<本日のテーマ> 「コト」から「モノ」へ(2)

2月7日のブログで詳しく説明したが、まだまだしっかりと認識してくれていない人が多いので、さらに例を挙げて述べておきたい。

受験生諸君には、日本語の「コト」構文に引きずられると、いかにひどい英文になる場合があるか、また、「モノ」構文、つまりSVOに持っていくと、いかに英作文が楽になるかを認識して欲しい。

では、次の名古屋大学の英作問題のM君の作例をで見てみよう。

[問題]
今なら動物にだまされる方が不思議に思われるかもしれないが、当時のこの村の人たちにとっては、だまされないことの方が不思議だったのである。

[M君作例]
When you hear that people in this village were cheated by animals you may find that story strange. However, people in that story thought that animals often cheated them.


M君の訳の問題点は第1文後半のyou may find that story strange である。
このような不自然な英文をくっつけなければならなくなった理由が分かるだろうか。それは日本語の「だまされる方が不思議」の「だまされる<コト>」のバリエーションである「方」に引きずられ、せっかく a story 「話」という言葉を思いつきながら、残念な訳に終わっている。1文後半が崩れたために第2文目も無残な姿をさらしている。

これをどう<モノ>構文にするか。M君はせっかくa story「話」を思いついたのである。では、「~という話」ではなく、「~した人の話」とすればよいのである。「人」というモノを持ってくればM君の英作はすぐ次のように書き直せる。

Stories of people who were cheated by animals sound strange to you,

このようにして「人々」というものを持ち出すと後半も次のように書きやすい。

But stories of people who were not were much stranger to those living in this village in those days.

さらに例を出すので、自分でもどこをどう「モノ」に変えたら都合がよいか考えてみて欲しい。次の例はNさんの自由英作文。「コト」思考のために英文が崩れてしまっている例である。課題のテーマは「騒音を現代人は減らすことができるか」であるが、Nさんが言いたかったことの一部を日本語で先に示しておく。

[Nさんの言いたかったこと]
目の悪い人は、通りを歩いているときに何かの音を聞くことによって車が自分の側を通り過ぎるのを理解するので騒音は減らすことはできない。


Nさんは次のように英文を書いた。

For blind people, we can’t reduce noise completely because they understand that cars are passing their side by listening to the noise when they walk in streets.


これのどの部分が「コト」思考か分かるだろうか。次に行く前に、ちょっと考えてみて欲しい。

考えて、これを次のように「和文和訳」した人は少し分かってきている。

私たちは音を減らすことができない。なぜなら私たちの社会には目の悪い人がたくさんいる。彼らはなにか音がないと側を通る車に気づかないからだ。

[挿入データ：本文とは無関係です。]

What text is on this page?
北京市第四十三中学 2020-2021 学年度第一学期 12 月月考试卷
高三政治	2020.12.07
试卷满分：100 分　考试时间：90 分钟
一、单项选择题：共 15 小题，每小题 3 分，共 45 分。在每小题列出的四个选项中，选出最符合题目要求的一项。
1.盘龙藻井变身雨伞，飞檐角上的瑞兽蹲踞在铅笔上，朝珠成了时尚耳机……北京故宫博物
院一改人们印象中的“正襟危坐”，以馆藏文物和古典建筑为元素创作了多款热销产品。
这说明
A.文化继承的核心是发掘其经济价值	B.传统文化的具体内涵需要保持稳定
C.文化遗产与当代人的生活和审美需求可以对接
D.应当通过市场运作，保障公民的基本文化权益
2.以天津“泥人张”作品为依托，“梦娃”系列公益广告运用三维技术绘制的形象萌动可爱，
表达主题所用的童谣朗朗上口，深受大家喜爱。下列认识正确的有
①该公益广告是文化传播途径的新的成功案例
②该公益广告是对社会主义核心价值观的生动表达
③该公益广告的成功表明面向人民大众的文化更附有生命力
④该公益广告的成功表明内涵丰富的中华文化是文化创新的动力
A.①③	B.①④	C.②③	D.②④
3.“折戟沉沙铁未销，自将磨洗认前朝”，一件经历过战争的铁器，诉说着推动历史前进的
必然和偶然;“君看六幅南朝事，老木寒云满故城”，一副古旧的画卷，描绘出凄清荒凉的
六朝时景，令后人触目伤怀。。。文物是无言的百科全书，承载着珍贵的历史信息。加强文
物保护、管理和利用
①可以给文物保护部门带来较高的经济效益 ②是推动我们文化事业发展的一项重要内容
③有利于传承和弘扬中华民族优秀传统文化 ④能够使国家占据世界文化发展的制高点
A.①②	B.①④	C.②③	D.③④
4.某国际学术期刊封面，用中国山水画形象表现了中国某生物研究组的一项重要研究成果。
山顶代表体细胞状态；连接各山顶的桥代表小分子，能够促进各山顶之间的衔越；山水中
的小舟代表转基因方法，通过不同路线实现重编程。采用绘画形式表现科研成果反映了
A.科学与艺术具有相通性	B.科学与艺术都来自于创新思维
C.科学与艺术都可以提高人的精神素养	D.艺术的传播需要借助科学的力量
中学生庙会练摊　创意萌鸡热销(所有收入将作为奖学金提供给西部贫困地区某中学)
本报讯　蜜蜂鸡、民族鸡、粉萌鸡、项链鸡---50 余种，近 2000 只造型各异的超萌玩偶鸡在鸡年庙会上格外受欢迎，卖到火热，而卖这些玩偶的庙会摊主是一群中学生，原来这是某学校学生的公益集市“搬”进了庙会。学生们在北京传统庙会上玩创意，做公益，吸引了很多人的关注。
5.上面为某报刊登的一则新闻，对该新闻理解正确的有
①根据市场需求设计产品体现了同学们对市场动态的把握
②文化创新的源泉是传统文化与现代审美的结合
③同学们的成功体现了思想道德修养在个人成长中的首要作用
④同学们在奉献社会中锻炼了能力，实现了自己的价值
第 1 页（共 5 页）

分かってもらえますか。「車が通るコトが分かる」を「通る車というモノに気づかない」とすればよいのである。

この「和文和訳」を英訳すれば次のようになる。

We can’t reduce noise completely because we have a lot of blind people who cannot notice cars passing by them while walking on the street without any noise which the cars produce.

では、最後にさらにもう一つ、これも自由英作文で「コト」思考が妨げになった例を見ておこう。

[課題文]
「子供は親の背中を見て育つ」という言葉があります。それでは、親というものは子供にどのような「背中」を見せるべきではないと思いますか。(2010年・阪大)


次のはU君の解答例の出だしである。この英文のどこが「コト」思考に引きずられているか分かるだろうか。少し自分でも考えて欲しい。

I think that parents should not show for their children that they get angry because of trivial reasons.

私のように日本文の「コト」思考、英文の「モノ」思考ということを常に考えている人間にはU君の英作から「コト」思考が匂いだってくる。U君は次のような日本語を考えたのである。

両親は些細なことで怒るところを子供に見せてはいけないと私は思う。

U君は課題文の「どのような「背中」を見せるべきではない」の「背中」に引きずられ「~する姿、~しているところ」という「コト」的思考の罠に落ちたのである。これが罠だと気づけば、次のように簡単に自分の日本文を和文和訳してSVO構文、つまり「モノ」構文に持っていける。

Sは「親」、V「怒る」、O「何に」とし、さらに「些細な理由」を「目的語」を意識して、「些細なことで」に変え、後に「たとえば」として具体例を持ってくればよい。

親は子供の前でささいなことを怒るべきではない。たとえば・・・

これを英語にすれば、

I don’t think that parents should get angry at trivial things in front of their children. For example, …

ここで、再度強調しておこう。英語は<モノとモノを動詞が結びつける>言語、つまりSVO構文が主だということ。日本語は、「モノ」と「コト」の二大範疇があり、「コト」に関わる言葉や構文が出てきたら「モノ」に置き換えできないか、一度は考える訓練をすること。英訳の前にこの和文和訳に成功した人は得点率がぐっと上がるはずである。